DPS Comptroller Recommends No Steps, Offers New Classified Pay Schedule

The comptroller hired to delve into Durham Public Schools’ finances in the aftermath of the classified pay debacle is presenting recommendations to the Board of Education on Thursday.

Among them:

  • Put every employee in a new salary grade based on all their previous experience plus the calculated reclassification increase or 11%, whichever is greater.
  • Don’t use steps within new pay grades. Instead, Kerry Crutchfield recommended percentages as “the most equitable and least error-prone method of administering all salary actions for classified employees.” So, percentages above the minimum for new hires with relevant previous experience or percentages above current pay for a general or experience-based increase.
  • After fully funding the classification increase, the district could add banded percentages based on DPS years of experience “to help compensate for years of frozen steps,” if the board obtains more funding for classified employee pay.

In his presentation, Crutchfield evaluates the 2022-23 DPS classified pay schedules, which he says “suffered from two major issues, primarily caused by the state’s $15/hr. minimum mandate, but partly caused by historical decisions by DPS.”

The issues:

  • Significant classification compression.
  • Significant variation in step increments.

“Both create significant challenges in any attempt to reclassify pay into appropriate market-rate schedules,” he wrote.

How compression occurred:

North Carolina legislators mandated $15 per hour minimum, and thus approved pay grades 50 through 62 all had $2,600 minimum pay. The school district increased grade minimums for lower pay grades above the state minimum and tried giving at least some differential between lower pay grade minimums.

“These actions took significant local money, since the state allotments that funded classified employees were based on the $2,600 per month minimums, and helped put employees in lower pay grades at close to market pay rates,” Crutchfield wrote.

But DPS didn’t increase the minimums for middle and upper pay grades.

“That action, or inaction, plus a number of years of no legislative pay increases for classified employees, left employees in the middle and upper grades below pay rates,” he wrote.

The compression isn’t limited to Durham. Crutchfield indicated that every district in the state felt that crunch of step increments as lower-paid employees got increases three times higher than their higher-paid counterparts, “and most districts could not afford to match those increase rates for higher-paid employees.”

Crutchfield’s conclusions, based on his study of the district’s 2022-23 pay schedules:

  • Steps weren’t equitable, whether granted upon initial hiring or as an experience increment.
  • Moving to an equitable pay plan wouldn’t be easy or inexpensive.

He reported that “the appropriate way to implement reclassifications is to compare the previous classification (grade) minimum to the new classification (grade) minimum and grant that percentage increase to each current employee in the classification.”

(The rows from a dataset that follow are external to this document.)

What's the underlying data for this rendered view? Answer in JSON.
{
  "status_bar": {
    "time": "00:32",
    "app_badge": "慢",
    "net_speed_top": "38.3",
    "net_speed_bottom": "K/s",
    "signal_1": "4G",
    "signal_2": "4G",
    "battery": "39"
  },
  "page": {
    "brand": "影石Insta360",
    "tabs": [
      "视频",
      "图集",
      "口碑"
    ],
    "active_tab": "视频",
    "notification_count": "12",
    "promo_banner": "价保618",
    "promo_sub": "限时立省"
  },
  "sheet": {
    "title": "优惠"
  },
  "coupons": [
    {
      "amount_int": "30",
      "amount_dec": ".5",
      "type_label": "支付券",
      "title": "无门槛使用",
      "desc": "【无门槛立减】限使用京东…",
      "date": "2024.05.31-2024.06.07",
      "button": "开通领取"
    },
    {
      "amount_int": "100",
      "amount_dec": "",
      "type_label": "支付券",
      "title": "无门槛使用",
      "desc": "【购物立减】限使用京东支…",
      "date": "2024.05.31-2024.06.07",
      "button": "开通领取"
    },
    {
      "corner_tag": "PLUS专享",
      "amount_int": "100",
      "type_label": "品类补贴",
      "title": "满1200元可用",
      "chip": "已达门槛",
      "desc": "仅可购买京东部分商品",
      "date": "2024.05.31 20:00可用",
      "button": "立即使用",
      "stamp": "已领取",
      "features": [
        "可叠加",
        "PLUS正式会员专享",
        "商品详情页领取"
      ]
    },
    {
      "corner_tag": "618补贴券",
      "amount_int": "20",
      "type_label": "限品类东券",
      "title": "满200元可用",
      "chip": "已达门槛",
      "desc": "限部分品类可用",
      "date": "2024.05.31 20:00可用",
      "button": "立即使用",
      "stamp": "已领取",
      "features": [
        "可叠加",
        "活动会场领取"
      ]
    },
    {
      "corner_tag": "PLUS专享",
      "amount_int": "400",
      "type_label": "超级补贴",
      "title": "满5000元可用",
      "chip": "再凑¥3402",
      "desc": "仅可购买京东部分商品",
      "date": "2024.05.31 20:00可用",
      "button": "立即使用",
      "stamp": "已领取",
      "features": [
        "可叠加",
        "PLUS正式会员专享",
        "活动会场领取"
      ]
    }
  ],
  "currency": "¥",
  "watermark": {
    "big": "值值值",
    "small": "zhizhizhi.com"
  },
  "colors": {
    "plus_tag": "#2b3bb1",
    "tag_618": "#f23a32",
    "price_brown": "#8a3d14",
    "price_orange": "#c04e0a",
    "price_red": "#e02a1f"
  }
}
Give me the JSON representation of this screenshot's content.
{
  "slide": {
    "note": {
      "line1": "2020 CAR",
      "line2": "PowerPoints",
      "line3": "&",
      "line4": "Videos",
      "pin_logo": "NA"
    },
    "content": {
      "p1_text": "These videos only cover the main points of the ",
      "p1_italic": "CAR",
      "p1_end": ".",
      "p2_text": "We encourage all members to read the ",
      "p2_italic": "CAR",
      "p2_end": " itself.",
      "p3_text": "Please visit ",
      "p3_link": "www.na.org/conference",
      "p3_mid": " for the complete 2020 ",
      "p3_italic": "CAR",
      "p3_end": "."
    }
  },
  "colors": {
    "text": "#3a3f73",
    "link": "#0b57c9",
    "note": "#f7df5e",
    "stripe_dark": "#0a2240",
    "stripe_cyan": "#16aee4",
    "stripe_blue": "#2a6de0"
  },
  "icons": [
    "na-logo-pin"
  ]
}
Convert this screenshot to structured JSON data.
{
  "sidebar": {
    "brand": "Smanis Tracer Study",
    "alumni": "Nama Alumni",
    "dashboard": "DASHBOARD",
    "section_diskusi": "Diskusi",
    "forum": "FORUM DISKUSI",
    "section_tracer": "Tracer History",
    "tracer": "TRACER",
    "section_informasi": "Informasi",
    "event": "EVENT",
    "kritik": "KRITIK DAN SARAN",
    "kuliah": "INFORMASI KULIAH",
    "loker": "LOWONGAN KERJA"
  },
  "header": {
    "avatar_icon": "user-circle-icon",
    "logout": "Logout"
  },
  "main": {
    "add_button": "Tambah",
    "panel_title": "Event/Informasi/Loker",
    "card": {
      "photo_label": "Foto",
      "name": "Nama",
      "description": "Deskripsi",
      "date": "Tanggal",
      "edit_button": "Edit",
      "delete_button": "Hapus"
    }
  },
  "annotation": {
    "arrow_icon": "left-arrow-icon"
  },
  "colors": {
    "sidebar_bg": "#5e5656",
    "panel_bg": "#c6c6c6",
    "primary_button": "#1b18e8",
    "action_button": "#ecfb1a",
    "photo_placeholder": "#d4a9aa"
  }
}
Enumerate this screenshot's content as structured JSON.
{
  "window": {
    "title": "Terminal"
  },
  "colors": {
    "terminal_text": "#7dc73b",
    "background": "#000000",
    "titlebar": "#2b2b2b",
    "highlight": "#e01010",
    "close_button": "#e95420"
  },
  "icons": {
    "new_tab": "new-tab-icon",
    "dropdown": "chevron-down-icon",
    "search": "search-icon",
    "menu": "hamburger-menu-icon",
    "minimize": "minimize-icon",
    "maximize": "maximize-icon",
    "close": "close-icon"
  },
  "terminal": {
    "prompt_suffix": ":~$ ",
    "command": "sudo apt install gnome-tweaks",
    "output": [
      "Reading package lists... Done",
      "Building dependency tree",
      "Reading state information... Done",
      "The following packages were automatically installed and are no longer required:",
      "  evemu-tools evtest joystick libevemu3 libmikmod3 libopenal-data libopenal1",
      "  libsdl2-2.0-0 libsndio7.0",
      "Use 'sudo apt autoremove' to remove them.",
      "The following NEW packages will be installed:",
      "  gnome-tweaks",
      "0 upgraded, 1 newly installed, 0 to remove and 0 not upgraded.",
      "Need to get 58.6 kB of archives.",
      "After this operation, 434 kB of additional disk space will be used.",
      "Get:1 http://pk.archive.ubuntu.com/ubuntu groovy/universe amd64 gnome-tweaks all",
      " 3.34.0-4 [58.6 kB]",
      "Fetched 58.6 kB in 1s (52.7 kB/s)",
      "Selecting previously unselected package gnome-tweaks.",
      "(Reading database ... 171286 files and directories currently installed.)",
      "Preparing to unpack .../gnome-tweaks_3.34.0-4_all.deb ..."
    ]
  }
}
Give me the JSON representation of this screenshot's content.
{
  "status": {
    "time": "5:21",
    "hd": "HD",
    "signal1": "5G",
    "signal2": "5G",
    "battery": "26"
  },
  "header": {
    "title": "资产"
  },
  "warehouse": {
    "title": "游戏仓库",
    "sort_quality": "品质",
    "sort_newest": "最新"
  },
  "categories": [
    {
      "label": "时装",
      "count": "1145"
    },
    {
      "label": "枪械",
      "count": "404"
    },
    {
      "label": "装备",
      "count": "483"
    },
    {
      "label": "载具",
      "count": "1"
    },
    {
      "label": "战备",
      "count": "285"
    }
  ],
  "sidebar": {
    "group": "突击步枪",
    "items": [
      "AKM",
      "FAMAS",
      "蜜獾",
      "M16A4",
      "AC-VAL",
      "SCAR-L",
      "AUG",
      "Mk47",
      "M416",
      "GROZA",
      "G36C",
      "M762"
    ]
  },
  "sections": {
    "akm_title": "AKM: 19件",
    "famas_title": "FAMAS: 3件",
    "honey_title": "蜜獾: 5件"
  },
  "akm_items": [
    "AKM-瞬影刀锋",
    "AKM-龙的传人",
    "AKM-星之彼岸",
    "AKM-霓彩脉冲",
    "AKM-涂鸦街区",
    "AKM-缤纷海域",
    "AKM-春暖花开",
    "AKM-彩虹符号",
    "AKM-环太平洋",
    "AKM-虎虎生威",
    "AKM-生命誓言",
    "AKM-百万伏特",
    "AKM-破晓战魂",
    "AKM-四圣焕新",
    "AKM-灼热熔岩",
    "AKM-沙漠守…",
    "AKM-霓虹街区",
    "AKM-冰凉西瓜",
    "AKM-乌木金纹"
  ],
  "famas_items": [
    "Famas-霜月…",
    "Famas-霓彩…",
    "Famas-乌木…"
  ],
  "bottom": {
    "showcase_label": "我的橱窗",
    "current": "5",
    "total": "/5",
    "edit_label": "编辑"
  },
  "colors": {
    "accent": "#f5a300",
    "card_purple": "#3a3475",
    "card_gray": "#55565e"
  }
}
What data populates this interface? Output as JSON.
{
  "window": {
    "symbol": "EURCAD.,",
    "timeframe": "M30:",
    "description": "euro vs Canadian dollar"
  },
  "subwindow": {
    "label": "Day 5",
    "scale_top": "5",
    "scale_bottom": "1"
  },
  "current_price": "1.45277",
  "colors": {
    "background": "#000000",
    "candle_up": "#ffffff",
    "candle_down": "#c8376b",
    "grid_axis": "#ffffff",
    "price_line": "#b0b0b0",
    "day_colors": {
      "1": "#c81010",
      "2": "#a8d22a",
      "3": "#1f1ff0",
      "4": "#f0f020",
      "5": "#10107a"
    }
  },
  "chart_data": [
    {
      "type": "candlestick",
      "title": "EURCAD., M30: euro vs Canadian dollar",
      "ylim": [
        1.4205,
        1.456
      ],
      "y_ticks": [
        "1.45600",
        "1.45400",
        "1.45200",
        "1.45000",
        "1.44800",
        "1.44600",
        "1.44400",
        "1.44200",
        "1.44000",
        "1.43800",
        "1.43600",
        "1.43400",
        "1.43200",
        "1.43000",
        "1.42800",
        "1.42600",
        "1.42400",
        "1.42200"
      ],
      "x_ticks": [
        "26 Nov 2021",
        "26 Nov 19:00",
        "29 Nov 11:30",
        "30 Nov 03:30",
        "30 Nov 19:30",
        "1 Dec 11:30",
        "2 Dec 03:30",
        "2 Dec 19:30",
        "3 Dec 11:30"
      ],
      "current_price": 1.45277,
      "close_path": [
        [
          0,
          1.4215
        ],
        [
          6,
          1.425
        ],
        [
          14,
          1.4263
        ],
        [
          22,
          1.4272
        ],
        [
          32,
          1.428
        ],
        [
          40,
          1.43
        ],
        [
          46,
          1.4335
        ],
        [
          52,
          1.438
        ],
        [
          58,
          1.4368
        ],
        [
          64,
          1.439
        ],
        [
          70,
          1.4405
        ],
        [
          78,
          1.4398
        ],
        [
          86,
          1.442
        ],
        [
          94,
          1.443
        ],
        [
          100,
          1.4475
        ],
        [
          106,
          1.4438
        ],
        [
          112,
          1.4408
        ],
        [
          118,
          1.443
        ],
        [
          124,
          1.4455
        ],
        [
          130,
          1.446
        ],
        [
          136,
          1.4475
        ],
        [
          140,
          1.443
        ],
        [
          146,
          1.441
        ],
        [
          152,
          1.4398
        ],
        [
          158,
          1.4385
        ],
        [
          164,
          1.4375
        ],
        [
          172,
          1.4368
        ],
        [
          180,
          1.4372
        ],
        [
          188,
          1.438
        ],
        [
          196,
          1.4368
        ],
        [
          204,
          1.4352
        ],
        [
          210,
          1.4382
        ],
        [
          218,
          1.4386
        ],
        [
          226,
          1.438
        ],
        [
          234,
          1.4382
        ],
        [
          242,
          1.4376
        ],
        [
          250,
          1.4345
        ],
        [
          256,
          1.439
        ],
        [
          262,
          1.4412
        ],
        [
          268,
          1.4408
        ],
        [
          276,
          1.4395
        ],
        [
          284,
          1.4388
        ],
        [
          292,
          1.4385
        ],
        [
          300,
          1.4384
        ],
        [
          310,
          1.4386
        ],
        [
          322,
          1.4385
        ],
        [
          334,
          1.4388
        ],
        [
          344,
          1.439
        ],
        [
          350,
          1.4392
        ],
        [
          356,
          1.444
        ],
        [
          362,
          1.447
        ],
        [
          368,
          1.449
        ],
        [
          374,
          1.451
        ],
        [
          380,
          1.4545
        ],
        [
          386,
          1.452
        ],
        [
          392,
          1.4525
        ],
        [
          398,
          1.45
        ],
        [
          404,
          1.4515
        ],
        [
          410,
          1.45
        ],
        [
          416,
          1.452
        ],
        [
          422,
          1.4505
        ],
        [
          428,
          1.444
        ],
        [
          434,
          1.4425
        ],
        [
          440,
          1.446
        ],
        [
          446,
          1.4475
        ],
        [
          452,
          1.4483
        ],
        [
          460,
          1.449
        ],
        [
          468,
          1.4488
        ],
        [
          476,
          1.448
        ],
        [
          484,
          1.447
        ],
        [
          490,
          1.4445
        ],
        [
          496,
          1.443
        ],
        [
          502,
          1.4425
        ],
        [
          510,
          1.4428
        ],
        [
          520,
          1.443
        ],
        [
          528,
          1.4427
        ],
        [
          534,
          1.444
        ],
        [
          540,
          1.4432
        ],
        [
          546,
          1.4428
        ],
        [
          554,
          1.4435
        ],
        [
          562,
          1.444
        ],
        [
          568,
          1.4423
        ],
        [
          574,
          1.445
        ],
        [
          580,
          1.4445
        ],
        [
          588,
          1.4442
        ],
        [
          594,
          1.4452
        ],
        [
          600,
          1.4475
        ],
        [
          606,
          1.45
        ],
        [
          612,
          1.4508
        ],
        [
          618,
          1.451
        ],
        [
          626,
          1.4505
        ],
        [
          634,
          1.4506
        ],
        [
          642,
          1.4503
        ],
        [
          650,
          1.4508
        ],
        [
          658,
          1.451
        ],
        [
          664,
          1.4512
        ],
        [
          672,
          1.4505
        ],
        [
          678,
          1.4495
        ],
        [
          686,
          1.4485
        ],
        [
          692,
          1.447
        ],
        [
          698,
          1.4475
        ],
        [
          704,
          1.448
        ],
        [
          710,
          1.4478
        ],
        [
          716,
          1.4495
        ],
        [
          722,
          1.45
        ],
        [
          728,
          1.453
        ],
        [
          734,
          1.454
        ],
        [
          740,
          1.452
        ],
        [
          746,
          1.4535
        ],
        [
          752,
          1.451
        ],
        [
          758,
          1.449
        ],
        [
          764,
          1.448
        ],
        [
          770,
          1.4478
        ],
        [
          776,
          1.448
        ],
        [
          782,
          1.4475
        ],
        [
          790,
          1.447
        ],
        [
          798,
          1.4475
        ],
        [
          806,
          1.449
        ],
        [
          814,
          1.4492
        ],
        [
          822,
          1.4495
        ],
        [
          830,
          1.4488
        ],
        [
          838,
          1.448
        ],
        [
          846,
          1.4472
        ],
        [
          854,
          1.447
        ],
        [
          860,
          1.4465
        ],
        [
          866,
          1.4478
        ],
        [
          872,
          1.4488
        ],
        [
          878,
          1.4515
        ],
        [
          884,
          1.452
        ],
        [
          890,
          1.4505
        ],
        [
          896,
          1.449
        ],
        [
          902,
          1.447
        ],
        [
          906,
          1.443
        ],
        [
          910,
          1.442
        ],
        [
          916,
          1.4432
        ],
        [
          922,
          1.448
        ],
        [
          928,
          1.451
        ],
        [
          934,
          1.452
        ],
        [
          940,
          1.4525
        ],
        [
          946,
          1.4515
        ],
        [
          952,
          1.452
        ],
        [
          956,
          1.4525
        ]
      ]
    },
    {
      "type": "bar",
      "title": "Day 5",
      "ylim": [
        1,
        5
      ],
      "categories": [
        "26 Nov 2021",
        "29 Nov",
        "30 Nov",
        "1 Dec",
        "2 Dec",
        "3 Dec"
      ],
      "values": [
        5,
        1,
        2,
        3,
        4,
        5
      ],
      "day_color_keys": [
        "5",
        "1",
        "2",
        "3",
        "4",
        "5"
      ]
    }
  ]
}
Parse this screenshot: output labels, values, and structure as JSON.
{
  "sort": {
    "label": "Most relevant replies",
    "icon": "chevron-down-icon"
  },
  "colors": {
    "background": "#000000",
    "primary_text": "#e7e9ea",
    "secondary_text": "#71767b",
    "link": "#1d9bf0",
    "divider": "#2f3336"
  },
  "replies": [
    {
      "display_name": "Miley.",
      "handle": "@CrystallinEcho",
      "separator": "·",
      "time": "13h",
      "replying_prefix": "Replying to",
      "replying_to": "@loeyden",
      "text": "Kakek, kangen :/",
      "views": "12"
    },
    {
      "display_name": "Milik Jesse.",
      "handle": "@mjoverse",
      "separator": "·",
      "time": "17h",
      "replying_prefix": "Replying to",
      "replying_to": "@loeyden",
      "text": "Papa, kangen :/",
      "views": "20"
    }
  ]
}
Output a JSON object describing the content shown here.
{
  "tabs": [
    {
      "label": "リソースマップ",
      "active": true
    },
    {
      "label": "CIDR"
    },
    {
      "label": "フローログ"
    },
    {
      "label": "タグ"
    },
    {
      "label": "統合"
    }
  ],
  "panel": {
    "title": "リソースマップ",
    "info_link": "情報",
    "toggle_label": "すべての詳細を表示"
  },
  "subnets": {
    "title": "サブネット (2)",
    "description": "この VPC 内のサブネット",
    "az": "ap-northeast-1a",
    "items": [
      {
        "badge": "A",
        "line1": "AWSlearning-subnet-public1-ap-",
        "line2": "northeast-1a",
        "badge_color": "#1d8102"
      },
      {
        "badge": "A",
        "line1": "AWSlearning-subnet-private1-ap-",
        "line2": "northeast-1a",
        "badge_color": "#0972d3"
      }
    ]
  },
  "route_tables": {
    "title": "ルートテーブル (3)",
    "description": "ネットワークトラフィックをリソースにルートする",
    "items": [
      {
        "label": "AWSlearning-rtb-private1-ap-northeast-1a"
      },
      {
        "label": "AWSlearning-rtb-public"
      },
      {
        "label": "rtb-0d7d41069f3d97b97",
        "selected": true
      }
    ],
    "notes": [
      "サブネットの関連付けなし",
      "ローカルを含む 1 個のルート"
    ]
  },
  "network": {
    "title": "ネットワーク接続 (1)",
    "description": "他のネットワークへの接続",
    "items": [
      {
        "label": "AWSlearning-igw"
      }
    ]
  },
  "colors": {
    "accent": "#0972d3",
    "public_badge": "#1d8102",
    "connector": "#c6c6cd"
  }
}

The board’s 11% across-the-board increase implemented at the last meeting about classified pay “is going to more than accomplish the necessary reclassification increase for the lower pay classifications and not completely accomplish the necessary reclassification increase for the higher pay classifications,” Crutchfield wrote.

He noted that a complete reclassification based on the new proposal would cost more than the district’s current local budget would allow and that variability of current step increments make it impossible to arrange steps within new pay grades “to equitably accommodate all the possibilities of individual employee pay amounts.”

If the board approves this plan on Thursday, Crutchfield offered to draft salary administration policies or regulations. He recommended taking official action to get the pay schedules in place on July 1.